This study, a retrospective study, evaluated hospital-acquired VTE’s occurrence and the intensity of anticoagulant drugs before and after using AI-CDSS. We developed an AI-CDSS and connected it to Ruijin Hospital’s electronic medical record system. When the patients entered the trial group, the AI-CDSS system was activated; the system automatically collected patient information, scored VTE, bleeding risk, and the wells every 6 hours or whenever the doctor entered the patient’s electronic medical record system. When the assessment results showed that the patient was at increased risk, the system would give doctors corresponding preventive reminders.

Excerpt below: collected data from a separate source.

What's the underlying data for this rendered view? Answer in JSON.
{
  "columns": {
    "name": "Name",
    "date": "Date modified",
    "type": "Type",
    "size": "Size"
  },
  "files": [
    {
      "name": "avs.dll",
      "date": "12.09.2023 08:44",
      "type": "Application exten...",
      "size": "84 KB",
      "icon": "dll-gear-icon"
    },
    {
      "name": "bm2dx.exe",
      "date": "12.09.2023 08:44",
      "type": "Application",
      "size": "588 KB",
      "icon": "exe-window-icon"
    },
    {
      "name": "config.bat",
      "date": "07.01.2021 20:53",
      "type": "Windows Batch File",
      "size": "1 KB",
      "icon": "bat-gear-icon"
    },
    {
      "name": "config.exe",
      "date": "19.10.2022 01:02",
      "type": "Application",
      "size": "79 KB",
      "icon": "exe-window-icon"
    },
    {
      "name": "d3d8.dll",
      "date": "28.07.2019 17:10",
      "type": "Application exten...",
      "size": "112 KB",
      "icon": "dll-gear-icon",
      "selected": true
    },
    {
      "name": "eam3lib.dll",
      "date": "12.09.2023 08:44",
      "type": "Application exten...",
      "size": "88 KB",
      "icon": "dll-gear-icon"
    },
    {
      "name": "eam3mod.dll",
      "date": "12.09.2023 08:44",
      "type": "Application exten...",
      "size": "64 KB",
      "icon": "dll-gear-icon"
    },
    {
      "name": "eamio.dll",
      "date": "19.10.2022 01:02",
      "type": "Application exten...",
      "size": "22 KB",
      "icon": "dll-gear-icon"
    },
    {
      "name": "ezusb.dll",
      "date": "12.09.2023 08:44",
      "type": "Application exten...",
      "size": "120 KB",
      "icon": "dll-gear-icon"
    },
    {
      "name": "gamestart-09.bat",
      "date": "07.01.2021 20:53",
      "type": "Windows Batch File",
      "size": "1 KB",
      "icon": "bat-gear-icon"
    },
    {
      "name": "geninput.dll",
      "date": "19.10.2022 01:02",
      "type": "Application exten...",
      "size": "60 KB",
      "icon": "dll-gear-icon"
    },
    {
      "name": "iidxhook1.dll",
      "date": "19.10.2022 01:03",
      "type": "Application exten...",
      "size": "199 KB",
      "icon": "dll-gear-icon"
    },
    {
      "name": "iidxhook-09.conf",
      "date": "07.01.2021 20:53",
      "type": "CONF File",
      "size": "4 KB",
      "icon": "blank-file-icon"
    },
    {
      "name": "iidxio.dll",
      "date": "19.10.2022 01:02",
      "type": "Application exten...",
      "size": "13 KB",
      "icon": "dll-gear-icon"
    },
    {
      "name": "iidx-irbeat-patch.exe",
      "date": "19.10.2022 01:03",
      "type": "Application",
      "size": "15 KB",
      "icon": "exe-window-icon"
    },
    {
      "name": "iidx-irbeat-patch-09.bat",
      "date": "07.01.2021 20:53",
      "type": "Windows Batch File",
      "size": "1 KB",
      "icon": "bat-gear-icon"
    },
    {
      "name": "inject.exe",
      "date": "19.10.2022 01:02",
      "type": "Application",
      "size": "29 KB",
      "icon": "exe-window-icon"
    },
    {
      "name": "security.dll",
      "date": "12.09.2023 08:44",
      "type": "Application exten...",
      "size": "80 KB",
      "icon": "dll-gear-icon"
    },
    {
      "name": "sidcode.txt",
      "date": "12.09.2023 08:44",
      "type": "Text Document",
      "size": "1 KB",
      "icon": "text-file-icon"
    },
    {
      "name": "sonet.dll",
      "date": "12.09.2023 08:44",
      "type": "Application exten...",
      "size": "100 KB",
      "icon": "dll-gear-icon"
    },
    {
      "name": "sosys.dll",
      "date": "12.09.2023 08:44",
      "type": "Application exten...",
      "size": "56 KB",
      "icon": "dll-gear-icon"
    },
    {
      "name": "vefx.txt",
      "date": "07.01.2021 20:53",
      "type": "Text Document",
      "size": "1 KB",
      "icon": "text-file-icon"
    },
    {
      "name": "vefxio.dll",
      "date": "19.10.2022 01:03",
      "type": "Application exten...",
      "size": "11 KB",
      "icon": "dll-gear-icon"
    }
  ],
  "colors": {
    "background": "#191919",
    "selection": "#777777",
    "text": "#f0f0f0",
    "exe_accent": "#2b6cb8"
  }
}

According to the time when AI-CDSS was officially put into use in the clinical department, we identified 4,423 hospitalized patients who were at least 18 years of age and were not discharged in 24 hours from January to July 2020. Patients from the Trauma Surgery department, Respiratory, Emergency Intensive Care Unit (EICU), Medical Emergencies, Neurosurgery, Thoracic Surgery were included, as were patients monitored by AI-CDSS, which compared with the data of the same period in 2019. All procedures performed in this study involving human participants were in accordance with the Declaration of Helsinki (as revised in 2013). The study was approved by Shanghai Jiao Tong University School of Medicine, Ruijin Hospital ethics committee (approval No. 2020-164). Informed consent from participants was exempted by the ethics committee.

Acceptance criteria

Inclusion criteria: inpatients aged ≥18 years came from 24 VTE high-risk departments where VTE incidence in 2019 was greater than 0.1% in Ruijin Hospital.

Exclusion criteria: hospitalized patients who met the following four conditions would not be included: (I) hospitalized patients were diagnosed with DVT or PE using the International Classification of Diseases, 10th Revision (ICD-10) at the time of admission; (II) had taken part in a similar clinical trial; (III) expected hospital stay <24 hours; (IV) full anticoagulation.

Data collection

The standard process of data collection is: in the first step, the AI-CDSS automatically retrieved the medical records of patients discharged from the hospital 24 hours daily at 0:00. The admission diagnosis had no DVT/PE, and the discharge diagnosis had DVT/PE, which was a recorded hospital-acquired VTE incident in the database. Simultaneously, the AI-CDSS automatically summarized the information of patients with DVT diagnosis in the B-ultrasound and venography reports of discharged patients. In the second step, the designated clinical experts would review the patient information list obtained in the first step one by one, including but not limited to review of medical records, communication with the doctor in charge, and telephone/face-to-face communication with the patient to find whether it was hospital-acquired VTE. In the last step, the database administrator entered the results obtained above into the database, and the data inspector regularly checked the incoming information.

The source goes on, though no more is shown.